On 26/02/2018 20:27, bartc wrote:
On 26/02/2018 19:50, Chris Angelico wrote:
On Tue, Feb 27, 2018 at 6:37 AM, Rick Johnson

So what? Latency is latency. And whether it occurs over the
course of one heavily recursive algorithm that constitutes
the depth and breadth of an entire program (a la fib()), or
it is the incremental cumulative consequence of the entire
program execution, the fact remains that function call
overhead contributes to a significant portion of the latency
inherent in some trivial, and *ALL* non-trivial, modern
software.

[Sorry, the bit of your (Chris') post I replied to got chopped by mistake. Here is my post again with the right context:]

CA:
> By saying "the fact remains", you're handwaving away the work of
> actually measuring that function call overhead is "significant". Can
> you show me those numbers? Steve's point is that it is NOT
> significant, because non-toy functions have non-trivial bodies. If you
> wish to disagree, you have to demonstrate that the function call is
> *itself* costly, even when there's a real body to it.
>

Take the last bit of Python I posted, which was that RNG test.

It uses this function:

  def i64(x): return x & 0xFFFFFFFFFFFFFFFF

This is a small function, but it can't be a toy one as it was suggested by Ned Batchelder. And the test program wasn't at all recursive.

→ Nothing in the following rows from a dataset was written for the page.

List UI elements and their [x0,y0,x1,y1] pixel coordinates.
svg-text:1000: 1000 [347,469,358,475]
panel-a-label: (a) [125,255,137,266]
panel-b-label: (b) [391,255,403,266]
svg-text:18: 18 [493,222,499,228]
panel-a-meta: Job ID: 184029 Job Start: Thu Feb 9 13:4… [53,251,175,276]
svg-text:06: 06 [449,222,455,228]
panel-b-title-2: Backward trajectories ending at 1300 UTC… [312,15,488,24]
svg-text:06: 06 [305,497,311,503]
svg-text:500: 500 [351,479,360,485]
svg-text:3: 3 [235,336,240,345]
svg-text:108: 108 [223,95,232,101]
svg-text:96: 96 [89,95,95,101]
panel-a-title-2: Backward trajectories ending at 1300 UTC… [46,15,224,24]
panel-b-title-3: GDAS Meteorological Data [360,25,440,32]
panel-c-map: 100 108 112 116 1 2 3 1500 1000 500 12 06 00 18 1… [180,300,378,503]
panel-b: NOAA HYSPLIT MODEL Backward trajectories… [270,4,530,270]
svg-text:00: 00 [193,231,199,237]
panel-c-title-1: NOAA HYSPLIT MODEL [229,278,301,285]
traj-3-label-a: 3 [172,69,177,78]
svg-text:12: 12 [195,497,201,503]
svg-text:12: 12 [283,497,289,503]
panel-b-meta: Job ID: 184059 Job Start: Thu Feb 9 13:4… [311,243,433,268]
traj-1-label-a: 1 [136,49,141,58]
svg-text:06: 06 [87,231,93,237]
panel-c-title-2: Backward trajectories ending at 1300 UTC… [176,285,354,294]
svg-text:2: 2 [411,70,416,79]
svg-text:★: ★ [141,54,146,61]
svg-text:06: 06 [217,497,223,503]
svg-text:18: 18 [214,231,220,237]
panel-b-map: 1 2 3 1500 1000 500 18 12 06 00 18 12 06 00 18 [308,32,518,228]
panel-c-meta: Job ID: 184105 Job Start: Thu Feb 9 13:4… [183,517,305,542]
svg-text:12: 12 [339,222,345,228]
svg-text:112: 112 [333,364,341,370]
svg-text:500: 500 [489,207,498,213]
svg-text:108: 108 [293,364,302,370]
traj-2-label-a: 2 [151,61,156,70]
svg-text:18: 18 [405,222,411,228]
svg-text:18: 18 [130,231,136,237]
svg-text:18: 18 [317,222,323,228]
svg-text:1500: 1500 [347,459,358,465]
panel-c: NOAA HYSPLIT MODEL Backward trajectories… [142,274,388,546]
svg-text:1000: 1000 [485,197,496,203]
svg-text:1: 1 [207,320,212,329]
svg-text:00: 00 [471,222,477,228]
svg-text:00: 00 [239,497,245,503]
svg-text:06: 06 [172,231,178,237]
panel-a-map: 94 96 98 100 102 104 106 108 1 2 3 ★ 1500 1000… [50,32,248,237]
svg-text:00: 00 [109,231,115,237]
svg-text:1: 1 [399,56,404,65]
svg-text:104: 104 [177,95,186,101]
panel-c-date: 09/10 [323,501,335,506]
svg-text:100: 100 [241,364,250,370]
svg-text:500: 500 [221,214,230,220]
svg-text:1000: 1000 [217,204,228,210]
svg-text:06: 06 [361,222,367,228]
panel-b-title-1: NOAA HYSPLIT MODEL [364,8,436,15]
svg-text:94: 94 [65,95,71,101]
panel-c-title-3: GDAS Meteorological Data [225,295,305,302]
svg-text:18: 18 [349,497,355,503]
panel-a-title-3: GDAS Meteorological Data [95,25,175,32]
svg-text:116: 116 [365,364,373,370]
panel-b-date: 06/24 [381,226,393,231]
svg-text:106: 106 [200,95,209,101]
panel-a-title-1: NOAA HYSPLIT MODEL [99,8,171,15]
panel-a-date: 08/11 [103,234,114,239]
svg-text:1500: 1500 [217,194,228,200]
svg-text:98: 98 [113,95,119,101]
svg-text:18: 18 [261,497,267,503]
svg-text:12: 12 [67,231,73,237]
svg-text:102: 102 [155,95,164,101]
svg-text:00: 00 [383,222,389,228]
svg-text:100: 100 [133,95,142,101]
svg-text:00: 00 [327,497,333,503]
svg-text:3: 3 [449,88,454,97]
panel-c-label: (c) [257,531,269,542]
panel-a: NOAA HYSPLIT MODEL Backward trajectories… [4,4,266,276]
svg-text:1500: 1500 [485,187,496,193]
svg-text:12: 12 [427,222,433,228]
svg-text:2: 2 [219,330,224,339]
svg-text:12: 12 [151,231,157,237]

Running the program with N=10_000_000 took 46 seconds.

Replacing the i64() call with '&m' (where m is a global set to 0xFFFFFFFFFFFFFFFF), it took 38 seconds.

So putting that fix into a function, which is convenient for coding, maintenance and readability, cost 20% in runtime.

Going the other way, having i64() call another function i64a() which does the work, common when using wrapper functions, it took 60 seconds. A 30% slowdown, even though most of the work is doing numeric shifts and adds.

So function calls do seem to be expensive operations in CPython, and any benchmarks which highlight that fact should be welcomed.

(Note than none of this seems to affect PyPy, which ran at the same speed with i64(), without it, or with both i64() and i64a().)